I was thinking about all the hours, all
the years I’ve been doing creative things and I have to admit, the
computer has become a more recent thing. The other issue with the
computer is that even though I’m sitting at it, I’m not always
working.
I was chatting about this with an old
friend. I was telling her that I’ve been watching tons of shows.
“What?” she said. “You never do that!” And she was right, at
least I never used to do that. It gave me a lot to think about. I’ve
noticed that late at night, after the family has gone to bed, if I’m
up writing in my notebook, or drawing, or reading, I have a very
specific wind down and I get to bed early and I sleep great. When I’m
up late at night looking at Netflix or YouTube, I’m tired, but not
sleepy, I stay up later and I sleep like shit.
Then, as I was thinking about the
September project, a poetry project, I thought I might do something
much more lofi. Something more like what I used to do. I like to
write poetry, even if it’s very bad poetry. I suddenly realized that
I don’t need to have a computer to do that. Hell, I don’t even need
electricity.
There was one concern as I began to
formulate the project in my mind. I generally write a bunch of poetry
after I have read a bunch of poetry. I think there are more people
out there writing poetry than there are people reading poetry. And up
until the onset of this project I was not one of them. I have, when
writing poetry in the past, written one poem for every fifty I read.
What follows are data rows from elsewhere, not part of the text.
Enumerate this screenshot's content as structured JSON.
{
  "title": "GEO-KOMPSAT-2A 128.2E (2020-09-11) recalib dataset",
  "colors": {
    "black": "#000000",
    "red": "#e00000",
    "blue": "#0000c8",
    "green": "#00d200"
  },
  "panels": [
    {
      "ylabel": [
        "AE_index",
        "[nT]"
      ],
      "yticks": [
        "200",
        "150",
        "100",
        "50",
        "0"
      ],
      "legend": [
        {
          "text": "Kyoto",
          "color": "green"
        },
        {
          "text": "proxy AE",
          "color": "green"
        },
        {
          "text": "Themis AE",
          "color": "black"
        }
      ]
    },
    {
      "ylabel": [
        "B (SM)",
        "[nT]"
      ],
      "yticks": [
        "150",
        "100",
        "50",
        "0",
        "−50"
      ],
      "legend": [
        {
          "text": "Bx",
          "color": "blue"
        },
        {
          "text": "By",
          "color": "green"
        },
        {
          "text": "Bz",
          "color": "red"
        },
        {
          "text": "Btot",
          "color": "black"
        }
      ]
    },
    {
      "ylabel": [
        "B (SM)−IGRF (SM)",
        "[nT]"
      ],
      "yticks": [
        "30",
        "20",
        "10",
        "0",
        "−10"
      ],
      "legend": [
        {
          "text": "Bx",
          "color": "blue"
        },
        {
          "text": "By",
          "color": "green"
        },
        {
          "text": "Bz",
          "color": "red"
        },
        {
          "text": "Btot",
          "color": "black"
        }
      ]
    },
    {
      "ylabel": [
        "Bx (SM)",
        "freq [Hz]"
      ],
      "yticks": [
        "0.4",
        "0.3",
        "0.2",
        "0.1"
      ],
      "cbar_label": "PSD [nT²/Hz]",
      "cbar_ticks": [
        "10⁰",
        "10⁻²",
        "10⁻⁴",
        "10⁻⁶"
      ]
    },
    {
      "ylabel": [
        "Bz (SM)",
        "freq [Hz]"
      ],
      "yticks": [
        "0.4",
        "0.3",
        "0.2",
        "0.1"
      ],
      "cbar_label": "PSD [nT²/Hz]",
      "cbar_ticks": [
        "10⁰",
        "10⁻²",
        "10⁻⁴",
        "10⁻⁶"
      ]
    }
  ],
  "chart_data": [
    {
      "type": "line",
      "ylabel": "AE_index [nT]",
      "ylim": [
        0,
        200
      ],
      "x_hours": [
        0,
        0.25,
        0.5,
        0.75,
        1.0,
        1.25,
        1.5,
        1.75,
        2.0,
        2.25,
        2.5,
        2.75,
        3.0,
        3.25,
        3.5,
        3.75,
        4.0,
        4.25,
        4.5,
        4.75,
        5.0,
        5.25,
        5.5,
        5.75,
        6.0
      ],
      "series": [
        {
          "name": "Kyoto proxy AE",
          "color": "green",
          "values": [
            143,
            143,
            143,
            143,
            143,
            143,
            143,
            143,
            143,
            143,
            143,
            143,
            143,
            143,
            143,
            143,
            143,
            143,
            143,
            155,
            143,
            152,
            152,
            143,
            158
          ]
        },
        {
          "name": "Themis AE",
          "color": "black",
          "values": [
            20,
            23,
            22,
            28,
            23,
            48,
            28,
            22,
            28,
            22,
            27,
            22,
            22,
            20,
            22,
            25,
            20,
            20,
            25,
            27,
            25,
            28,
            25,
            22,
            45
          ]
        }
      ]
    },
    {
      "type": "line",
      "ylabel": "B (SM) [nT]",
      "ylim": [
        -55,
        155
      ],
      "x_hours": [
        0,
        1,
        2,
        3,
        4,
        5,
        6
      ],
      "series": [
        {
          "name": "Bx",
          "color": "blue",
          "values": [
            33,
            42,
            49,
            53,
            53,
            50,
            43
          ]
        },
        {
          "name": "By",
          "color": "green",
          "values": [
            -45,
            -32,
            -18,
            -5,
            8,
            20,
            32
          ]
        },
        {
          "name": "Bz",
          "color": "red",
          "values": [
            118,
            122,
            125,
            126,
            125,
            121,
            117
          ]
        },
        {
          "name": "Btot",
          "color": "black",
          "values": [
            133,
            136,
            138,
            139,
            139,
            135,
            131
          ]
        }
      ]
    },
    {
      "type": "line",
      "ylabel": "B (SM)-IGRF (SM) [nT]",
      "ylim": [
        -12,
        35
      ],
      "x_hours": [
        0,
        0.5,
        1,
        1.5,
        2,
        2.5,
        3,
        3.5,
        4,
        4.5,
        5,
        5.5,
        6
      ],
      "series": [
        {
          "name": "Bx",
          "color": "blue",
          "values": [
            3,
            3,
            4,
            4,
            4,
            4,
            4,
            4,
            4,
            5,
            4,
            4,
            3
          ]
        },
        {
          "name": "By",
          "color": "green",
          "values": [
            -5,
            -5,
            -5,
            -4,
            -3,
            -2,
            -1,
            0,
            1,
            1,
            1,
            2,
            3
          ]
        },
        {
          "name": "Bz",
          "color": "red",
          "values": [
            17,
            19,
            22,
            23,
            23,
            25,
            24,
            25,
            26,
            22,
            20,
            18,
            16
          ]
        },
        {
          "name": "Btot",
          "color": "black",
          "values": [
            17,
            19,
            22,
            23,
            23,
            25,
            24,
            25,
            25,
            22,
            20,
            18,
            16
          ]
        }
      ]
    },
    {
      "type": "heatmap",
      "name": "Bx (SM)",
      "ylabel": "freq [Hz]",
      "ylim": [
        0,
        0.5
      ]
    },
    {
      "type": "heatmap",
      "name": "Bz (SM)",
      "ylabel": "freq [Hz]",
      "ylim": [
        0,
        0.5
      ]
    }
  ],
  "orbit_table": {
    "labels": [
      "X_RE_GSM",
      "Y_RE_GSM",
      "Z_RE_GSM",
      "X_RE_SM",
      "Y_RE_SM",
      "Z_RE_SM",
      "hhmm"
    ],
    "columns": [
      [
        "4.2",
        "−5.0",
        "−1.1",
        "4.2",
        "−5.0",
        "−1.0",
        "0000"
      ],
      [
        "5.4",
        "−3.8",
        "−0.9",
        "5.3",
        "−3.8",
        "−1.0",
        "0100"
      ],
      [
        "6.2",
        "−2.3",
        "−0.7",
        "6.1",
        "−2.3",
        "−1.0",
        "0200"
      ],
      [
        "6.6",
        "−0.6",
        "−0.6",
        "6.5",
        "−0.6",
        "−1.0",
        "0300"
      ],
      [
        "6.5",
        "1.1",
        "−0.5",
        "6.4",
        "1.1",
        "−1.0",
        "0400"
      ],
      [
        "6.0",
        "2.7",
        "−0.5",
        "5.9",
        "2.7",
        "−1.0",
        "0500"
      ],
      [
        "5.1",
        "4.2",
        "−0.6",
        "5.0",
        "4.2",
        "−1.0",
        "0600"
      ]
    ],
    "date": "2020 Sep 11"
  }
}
But this year, I haven’t read any, or very little anyway. Was I
really going to turn into one of those?
Sure. Why not. All I wanted to achieve
from this project was a little break from my computer. I had been
taking a bit of a break since Camp NaNoWriMo in July. I had gone back
to my trusty composition notebook and a box full of cheap ballpoint
pens left over from my service industry days.
So, that’s that, I’m writing the poems
in my notebook. What the next step was going to be, I hadn’t yet
decided when I started writing. The challenge? To do my annual poetry
project which culminates in a chapbook of poems.